On the surface, if I understand what you’re asking correctly, no. From what I’m understanding of these articles, the dunning Krueger effect never did what it set out to accomplish, but something along the lines of people who don’t know much have a much larger amount of things that they themselves aren’t even aware of not knowing… if that makes sense? I can try to reword later tonight after I finish with work
I believe that I may have originally gotten wind of this from a less wrong post IIRC. Pretty interesting stuff. Imagine if we trained an AI on doing science and peer review, and set it loose on the suite of research findings and had it report back all the BS...
This disptoves any statistical anonmaly that suggests the majority of people fall into the "dunninng-kruger effect"; it doesn't disprove the existence of ignorant people who overestimate their understanding or knowledgeable people who understimate their understanding.
Thus OP's question becomes: how do you know if you're one of those people?
You know what you know, and you don't know what you don't know. If you don't know what you don't know, it would follow that you wouldn't understand how much you don't know either.
IMO its a philosophy battle, just for the sake of battle. Assuming ignorance, and striving to learn more, learn from your mistakes, and self assess reign supreme - imo.
That is not quite how that works. The effect can apply to separate fields of knowledge or separate skill sets separately. You might actually know what you are talking about when it comes to e.g. plumbing but only think you do when it comes to e.g. IT systems.
You need to actively and continuously seek out negative but constructive feedback. It’s the only way to keep an objective perspective on your capabilities.
Organizations that are actually serious about quality have processes for this. Organizations that are not pretend to have processes for this ;)
If you are wondering where you are on the curve, you likely aren't too bad. Simply recognizing that you may not know everything is a bit step along the curve
It's not a single curve, but a repeating wave. Every "aha!" moment is a peak and every "fuck this" is a dip. Source: learning music production for years.
I’m going to answer the broader topic: “how do I know what mastery I have in a subject area?”
Are you able to use parts of a problem in that area to fill in the gaps from experience to find a solution?
Are you able to identify why an attempted solution to a problem in that area won’t work, and why?
Do people refer to you with difficult questions about that area?
Are there areas in that subject you feel don’t make complete sense, that when you ask subject matter experts they deflect (or better, admit they don’t understand it either)?
Can you identify problems in that subject area that have not been solved, and can, if not take the time to solve them, identify how you would go about solving them?

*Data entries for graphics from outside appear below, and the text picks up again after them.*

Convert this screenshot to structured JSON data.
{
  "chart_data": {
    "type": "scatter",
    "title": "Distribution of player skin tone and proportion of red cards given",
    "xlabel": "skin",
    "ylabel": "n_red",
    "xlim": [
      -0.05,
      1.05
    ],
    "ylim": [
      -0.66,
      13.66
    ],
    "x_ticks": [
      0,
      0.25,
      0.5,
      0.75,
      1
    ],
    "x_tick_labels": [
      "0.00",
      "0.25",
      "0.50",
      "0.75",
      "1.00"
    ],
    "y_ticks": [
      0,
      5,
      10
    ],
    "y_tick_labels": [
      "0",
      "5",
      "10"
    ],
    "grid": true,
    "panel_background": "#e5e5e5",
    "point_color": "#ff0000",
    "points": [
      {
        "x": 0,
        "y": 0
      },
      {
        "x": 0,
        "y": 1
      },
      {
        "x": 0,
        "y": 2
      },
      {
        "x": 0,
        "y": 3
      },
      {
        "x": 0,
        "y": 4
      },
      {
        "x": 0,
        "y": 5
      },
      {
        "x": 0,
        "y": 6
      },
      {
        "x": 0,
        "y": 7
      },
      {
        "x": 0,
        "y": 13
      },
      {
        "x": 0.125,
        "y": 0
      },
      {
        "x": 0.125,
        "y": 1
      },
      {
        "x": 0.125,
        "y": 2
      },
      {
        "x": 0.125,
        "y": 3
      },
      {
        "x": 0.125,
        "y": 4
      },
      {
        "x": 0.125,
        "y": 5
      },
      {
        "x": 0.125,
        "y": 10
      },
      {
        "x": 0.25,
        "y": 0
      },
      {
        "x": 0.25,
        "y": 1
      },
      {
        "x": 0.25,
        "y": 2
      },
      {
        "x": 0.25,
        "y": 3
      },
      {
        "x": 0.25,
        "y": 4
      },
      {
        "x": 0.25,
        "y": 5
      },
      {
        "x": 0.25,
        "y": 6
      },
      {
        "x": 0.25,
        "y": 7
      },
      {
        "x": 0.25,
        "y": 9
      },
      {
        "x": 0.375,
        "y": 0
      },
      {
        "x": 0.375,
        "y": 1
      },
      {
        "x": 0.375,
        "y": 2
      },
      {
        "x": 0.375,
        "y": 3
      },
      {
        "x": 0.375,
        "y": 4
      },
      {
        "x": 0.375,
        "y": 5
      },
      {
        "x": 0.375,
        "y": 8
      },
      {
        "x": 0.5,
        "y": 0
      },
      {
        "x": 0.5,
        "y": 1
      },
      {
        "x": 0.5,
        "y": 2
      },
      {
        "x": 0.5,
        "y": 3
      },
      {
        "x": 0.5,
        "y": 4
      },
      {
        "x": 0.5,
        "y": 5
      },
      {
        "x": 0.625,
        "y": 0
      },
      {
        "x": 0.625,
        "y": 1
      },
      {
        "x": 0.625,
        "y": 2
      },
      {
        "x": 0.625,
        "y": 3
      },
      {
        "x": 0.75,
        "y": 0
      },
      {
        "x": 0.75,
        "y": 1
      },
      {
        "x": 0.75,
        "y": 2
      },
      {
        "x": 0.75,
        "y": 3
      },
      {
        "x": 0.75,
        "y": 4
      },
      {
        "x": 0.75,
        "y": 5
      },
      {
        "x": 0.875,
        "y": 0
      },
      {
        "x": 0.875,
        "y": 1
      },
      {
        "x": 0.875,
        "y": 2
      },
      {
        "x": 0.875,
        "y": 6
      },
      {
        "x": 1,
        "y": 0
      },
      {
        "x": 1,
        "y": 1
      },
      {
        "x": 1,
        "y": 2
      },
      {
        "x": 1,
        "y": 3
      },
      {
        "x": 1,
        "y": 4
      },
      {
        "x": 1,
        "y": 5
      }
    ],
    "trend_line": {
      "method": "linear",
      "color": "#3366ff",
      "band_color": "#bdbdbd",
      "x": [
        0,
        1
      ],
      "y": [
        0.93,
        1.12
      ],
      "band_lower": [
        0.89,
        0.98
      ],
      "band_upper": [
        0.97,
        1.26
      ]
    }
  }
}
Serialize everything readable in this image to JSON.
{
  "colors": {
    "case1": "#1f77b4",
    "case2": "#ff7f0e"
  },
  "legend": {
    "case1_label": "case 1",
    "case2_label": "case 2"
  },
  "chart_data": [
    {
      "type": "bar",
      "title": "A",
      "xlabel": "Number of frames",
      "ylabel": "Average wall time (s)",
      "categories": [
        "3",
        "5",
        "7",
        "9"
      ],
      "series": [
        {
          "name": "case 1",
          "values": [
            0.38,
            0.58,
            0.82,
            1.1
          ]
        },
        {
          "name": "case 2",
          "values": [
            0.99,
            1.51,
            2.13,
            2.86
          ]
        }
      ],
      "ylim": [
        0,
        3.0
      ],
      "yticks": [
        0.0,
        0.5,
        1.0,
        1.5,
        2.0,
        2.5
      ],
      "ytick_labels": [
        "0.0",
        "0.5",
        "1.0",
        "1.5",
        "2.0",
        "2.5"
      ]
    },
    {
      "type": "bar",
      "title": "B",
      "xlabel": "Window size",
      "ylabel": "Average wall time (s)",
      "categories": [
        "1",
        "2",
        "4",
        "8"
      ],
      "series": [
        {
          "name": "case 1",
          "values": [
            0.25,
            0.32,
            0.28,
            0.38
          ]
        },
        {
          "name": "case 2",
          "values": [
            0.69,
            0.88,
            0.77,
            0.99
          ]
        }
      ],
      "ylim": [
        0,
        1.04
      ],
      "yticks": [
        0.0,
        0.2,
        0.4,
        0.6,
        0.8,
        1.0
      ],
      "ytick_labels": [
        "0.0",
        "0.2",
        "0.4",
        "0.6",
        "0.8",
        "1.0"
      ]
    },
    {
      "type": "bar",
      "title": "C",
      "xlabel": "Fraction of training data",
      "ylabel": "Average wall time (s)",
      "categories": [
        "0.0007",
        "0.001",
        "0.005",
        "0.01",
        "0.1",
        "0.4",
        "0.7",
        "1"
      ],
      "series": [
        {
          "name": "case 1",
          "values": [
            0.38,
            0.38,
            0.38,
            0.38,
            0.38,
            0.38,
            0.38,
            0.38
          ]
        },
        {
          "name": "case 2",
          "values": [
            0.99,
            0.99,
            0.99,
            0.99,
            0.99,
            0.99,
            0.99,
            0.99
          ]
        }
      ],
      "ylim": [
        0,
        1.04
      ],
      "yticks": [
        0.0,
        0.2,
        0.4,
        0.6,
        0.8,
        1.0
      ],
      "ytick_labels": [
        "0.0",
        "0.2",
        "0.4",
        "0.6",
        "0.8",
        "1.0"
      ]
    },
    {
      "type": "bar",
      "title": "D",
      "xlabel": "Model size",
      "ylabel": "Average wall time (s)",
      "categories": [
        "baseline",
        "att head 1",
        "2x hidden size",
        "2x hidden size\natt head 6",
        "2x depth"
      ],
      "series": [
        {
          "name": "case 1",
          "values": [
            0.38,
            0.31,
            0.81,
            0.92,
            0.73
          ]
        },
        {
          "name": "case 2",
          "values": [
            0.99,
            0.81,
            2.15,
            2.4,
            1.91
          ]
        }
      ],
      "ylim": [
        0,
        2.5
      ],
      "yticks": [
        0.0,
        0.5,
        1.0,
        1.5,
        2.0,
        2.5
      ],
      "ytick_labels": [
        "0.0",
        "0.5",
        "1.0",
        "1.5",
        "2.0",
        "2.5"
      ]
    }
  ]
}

Each step here shows an increasing level of mastery in a topic.
The basic effect Dunning-Kruger is about is real and apparent everywhere. The specific formulation as stated from that pair may have some errors but throwing away the idea due to poor science isn't smart.
To establish the Dunning-Kruger effect is an artifact of research design, not human thinking, my colleagues and I showed it can be produced using randomly generated data.
First, we created 1,154 fictional people and randomly assigned them both a test score and a self-assessment ranking compared with their peers.
So, the experiment with completely fake data disproves Dunning-Kruger? How is this science?
It’s mostly about knowing your limits of knowledge.
If you don’t know about your limits, you’re probably a newbie of the subject. You don’t grasp how much more there’s to learn. You think you’ve learned almost everything.
If you know about your limits, you probably know a lot about the subject. You have learned a lot, but you understand there’s still much more to learn.